By Mayank Jain, Madhu Dharwad, Sathyan Madhavan and Avadhoot Kulkarni

Legacy modernization remains one of the most common but significant challenges for companies. For large organizations with systems stretching back decades and across many different functions and teams, the issue is particularly pointed.

Such issues have the potential to either drain resources — time, money, people — or to halt future innovation and a company’s ability to unlock new opportunities for growth. We’ve recently been working with a large retail client helping them tackle just that: by leveraging generative AI to take on one specific legacy modernization project, we’ve landed on something that we think can scale and support many other parts of the business.

What’s the context for this work?

The retailer’s depot ordering system is built on very old code: ObjectStar. This presented a particularly novel challenge. Not only was there a lack of expertise about the language — both within the organization and in the industry more broadly — there was also very little information online. This meant even the most established LLMs on the market didn’t have the necessary training to understand the code in even a basic, rudimentary way.

This didn’t mean it was impossible, however. ObjectStar is a rule-based language, and so, by leveraging generative AI’s ability to unpack patterns, we were able to draw out the business and domain logic of the code. In turn, this laid the foundation for modernization.

How did you actually do it?

Our earliest work was in the very early days of generative AI experimentation. It’s useful to note, for instance, that the Model Context Protocol (MCP), which has made such a big impact on the industry in 2025, wasn’t even a thing — connecting data sources to LLMs required much more intricate development work.

As mentioned above, ObjectStar isn’t a well-documented language. This meant we had to do more work modeling the existing architecture by constructing an abstract syntax tree, which allowed us to construct a clear picture of the structure of the ObjectStar source code. This could then be verified through what’s known as a traversal.

This was ultimately a proof of concept and was done on a relatively small scale — work was done locally and then moved to the client’s private cloud. However, as the domain extractor’s value became clear as a means of accelerating discovery and capturing requirements, the following project was done on a much larger scale and with a different technology stack.

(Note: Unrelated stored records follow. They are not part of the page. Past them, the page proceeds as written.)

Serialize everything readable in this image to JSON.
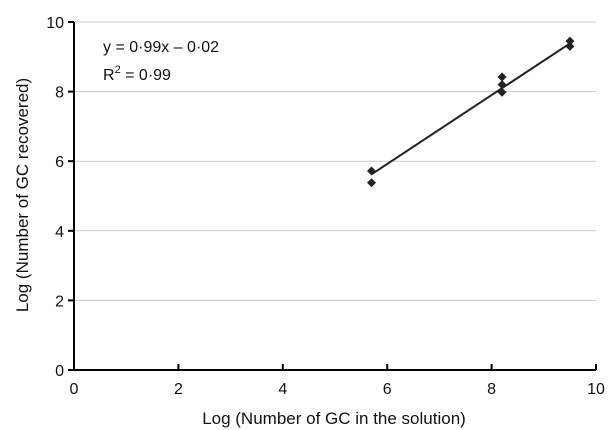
{
  "chart_data": {
    "type": "scatter",
    "title": "",
    "xlabel": "Log (Number of GC in the solution)",
    "ylabel": "Log (Number of GC recovered)",
    "xlim": [
      0,
      10
    ],
    "ylim": [
      0,
      10
    ],
    "x_ticks": [
      "0",
      "2",
      "4",
      "6",
      "8",
      "10"
    ],
    "y_ticks": [
      "0",
      "2",
      "4",
      "6",
      "8",
      "10"
    ],
    "grid": "horizontal",
    "legend": "none",
    "points": [
      {
        "x": 5.7,
        "y": 5.72
      },
      {
        "x": 5.7,
        "y": 5.38
      },
      {
        "x": 8.2,
        "y": 8.42
      },
      {
        "x": 8.2,
        "y": 8.2
      },
      {
        "x": 8.2,
        "y": 7.98
      },
      {
        "x": 9.5,
        "y": 9.45
      },
      {
        "x": 9.5,
        "y": 9.3
      }
    ],
    "fit_line": {
      "slope": 0.99,
      "intercept": -0.02,
      "x_range": [
        5.7,
        9.5
      ]
    },
    "annotations": {
      "equation": "y = 0·99x – 0·02",
      "r2_label": "R",
      "r2_sup": "2",
      "r2_value": " = 0·99"
    },
    "colors": {
      "points": "#222222",
      "line": "#222222",
      "grid": "#cccccc",
      "axis": "#000000"
    }
  }
}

What did you work on next?

The follow up project was more extensive, and this time on a distribution application. This ran on COBOL, not ObjectStar and was much larger: six million lines of code, compared to the earlier codebase, which consisted of one million lines.

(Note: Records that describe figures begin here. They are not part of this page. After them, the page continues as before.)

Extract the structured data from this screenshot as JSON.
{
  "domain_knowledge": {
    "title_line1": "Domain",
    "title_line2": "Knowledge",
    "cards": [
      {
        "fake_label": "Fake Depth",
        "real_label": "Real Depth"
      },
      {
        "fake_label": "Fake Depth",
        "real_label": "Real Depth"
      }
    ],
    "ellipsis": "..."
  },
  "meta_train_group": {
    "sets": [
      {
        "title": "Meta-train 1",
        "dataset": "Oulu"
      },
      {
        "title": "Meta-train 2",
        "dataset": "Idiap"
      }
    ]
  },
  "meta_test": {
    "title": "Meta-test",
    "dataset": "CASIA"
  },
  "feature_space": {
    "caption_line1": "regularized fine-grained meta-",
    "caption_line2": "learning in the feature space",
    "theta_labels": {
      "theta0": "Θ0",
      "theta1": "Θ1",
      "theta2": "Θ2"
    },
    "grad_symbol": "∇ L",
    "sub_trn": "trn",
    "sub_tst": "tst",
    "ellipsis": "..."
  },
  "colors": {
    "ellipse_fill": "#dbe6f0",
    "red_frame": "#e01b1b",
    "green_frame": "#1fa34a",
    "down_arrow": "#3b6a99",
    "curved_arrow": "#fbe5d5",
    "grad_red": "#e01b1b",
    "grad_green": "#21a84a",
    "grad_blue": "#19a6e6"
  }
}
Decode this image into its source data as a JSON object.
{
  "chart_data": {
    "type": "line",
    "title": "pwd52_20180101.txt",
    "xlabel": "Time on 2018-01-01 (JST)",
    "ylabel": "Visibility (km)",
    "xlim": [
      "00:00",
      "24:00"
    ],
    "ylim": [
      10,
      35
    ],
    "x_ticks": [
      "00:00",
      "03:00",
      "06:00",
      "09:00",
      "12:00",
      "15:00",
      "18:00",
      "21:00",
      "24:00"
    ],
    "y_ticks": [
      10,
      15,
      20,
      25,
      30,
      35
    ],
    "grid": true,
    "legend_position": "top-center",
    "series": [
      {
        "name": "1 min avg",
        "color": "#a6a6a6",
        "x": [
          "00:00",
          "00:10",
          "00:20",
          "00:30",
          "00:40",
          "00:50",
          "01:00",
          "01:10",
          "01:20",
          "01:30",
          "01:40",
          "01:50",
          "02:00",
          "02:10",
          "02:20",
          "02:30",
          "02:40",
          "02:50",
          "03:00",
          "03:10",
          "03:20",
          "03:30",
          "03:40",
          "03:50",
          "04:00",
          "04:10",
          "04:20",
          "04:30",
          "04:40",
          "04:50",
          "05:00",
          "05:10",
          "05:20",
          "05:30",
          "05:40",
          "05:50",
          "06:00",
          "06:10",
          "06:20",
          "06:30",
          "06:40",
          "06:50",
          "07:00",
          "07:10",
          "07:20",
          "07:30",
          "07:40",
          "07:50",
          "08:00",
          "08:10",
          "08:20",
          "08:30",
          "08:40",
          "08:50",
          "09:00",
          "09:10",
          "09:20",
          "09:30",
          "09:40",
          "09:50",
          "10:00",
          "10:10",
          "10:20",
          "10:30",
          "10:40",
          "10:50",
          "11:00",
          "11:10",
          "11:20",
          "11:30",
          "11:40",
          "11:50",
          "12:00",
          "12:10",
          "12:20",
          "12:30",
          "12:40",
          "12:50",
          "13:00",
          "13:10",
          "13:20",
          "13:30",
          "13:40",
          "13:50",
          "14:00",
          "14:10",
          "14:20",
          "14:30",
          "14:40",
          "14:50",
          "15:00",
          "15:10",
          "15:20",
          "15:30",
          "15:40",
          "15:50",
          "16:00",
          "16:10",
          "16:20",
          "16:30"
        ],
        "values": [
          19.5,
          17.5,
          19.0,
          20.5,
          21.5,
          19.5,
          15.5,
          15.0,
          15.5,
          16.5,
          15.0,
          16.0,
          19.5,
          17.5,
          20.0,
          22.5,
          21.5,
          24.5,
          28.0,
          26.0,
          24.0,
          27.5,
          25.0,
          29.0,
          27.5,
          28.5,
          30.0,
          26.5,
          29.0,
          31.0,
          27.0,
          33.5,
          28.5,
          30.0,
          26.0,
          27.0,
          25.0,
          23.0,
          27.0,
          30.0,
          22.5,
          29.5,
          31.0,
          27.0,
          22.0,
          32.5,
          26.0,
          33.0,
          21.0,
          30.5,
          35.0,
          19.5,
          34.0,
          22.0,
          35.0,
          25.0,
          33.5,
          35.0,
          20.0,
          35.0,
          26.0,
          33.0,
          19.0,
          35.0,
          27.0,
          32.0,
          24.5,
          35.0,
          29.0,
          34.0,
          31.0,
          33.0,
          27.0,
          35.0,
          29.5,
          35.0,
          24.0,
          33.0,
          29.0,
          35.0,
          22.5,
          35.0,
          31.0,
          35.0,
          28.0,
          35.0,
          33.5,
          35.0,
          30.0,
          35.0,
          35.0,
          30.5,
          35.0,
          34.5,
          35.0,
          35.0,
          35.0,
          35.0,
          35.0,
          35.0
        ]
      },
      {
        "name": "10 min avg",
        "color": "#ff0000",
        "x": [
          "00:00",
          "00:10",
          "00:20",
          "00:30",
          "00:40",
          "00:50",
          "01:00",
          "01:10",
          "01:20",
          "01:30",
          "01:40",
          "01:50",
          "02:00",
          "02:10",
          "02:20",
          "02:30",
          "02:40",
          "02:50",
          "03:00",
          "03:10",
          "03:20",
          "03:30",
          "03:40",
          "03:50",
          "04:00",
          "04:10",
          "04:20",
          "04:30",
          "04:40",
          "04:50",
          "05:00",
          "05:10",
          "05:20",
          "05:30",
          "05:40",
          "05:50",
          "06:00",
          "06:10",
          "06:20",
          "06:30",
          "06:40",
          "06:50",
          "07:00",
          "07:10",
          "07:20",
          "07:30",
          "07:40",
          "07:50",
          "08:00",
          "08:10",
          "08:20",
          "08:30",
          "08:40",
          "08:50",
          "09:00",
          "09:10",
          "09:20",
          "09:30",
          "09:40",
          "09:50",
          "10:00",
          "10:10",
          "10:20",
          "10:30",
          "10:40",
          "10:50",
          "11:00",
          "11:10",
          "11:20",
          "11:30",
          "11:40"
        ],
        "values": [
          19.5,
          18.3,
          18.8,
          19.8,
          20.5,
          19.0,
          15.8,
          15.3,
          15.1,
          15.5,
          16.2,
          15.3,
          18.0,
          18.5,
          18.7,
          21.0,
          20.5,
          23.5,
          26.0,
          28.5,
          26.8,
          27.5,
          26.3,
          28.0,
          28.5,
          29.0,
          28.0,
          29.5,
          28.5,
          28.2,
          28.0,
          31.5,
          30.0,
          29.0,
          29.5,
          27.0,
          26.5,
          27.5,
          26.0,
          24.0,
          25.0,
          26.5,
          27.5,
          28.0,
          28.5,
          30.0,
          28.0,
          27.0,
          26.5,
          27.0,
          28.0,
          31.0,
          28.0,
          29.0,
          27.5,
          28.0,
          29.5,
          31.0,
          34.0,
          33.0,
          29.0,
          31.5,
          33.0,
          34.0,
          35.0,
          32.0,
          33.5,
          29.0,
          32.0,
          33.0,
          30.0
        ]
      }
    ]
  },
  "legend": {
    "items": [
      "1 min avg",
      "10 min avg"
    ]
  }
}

Despite the size and scale of the project — both technically and in terms of its status inside the organization — there were a number of things that helped us. First, we were using Azure rather than the client’s private cloud: this was somewhat easier to use and gave us the benefit of a number of features that obviously weren’t available in the client’s cloud environment. COBOL was also a language that was more familiar to LLMs — although it’s not a language widely used today, there is much more information available on which most leading LLMs have been trained compared to ObjectStar.

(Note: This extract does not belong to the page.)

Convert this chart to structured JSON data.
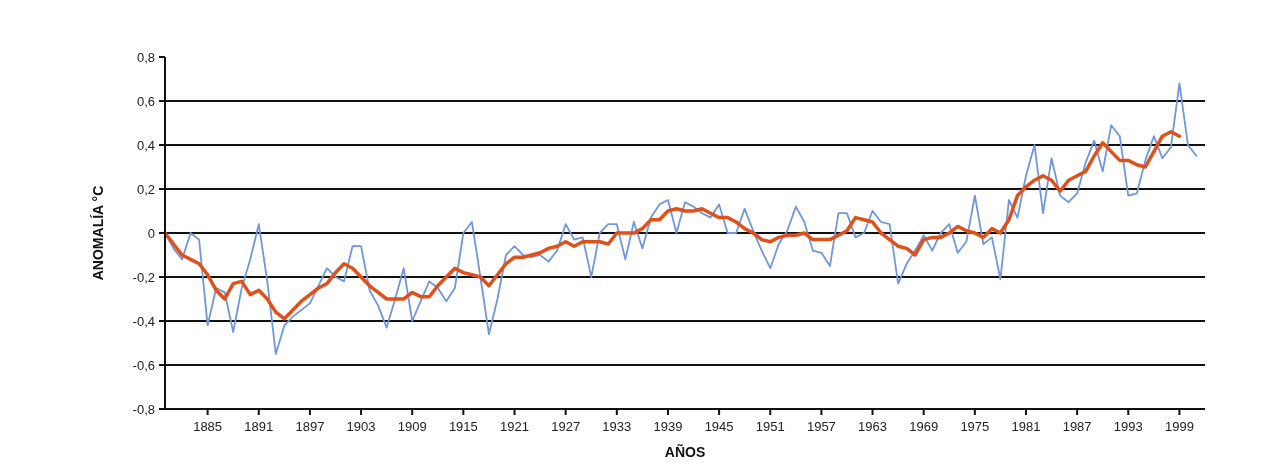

Given the availability of other models — because of the maturity of the marketplace — we were also able to do a number of experiments that built on our earlier experiences. For instance, we compared the performance of GPT 4.0 and 4.1 and found 4.1 delivered considerably better results.

In turn this allowed us to develop a much more sophisticated solution to our earlier PoC. For instance, given time constraints we were previously unable to develop chatbots that would make interaction easy for client SMEs and developers. What’s more, chatbots could also be tailored to different personas — like, for instance, business analyst, product manager or software engineer. This meant that the AI’s responses to questions about the COBOL codebase and the system design could be more relevant and useful to whoever was asking them.

Finally, we also incorporated substantially more monitoring into our technology stack for this second piece of work. Earlier, we used somewhat rudimentary logs for system monitoring, but for the second project we were able to leverage Langfuse. This was important in helping us ensure system reliability and better optimize it over time.

What did you learn and what was the impact for the client?

The benefit for the client wasn’t just accelerated legacy modernization — this work ultimately set a template for how other parts of the organization could use generative AI. Crucially it gave client stakeholders confidence that generative AI initiatives could have considerable impact — it’s difficult to understate the value of this, especially when leaders are setting priorities and expectations (and, of course, budgets).

One of the most significant lessons was the importance of change management and bringing people with you. SME insight was critical to the success of this work — we were not, after all, simply automating legacy modernization. Ensuring those people are comfortable and understand the role the technology is playing — complementary and augmentative rather than a replacement — is vital.

What’s next?

We’re continuing to demonstrate the value of AI in a number of other parts of the organization. We’re seeing our legacy modernization projects informing similar work done in other parts of the organization, different teams using our insight to accelerate their own initiatives.

For instance, we’re using AI to improve MATLAB-based forecasting tools. By augmenting existing models with time series analysis, we’re trying to significantly extend the forecasting period from 28 days to a year — if successful, this will make commercial decision-making about stock and ordering much more effective.

We’re also doing work using AI to detect anomalous activity across the client’s networks and services — this is an important step in ensuring security — and exploring how AI can provide product teams with qualitative and quantitative insights to improve consumer perceptions of brand and quality.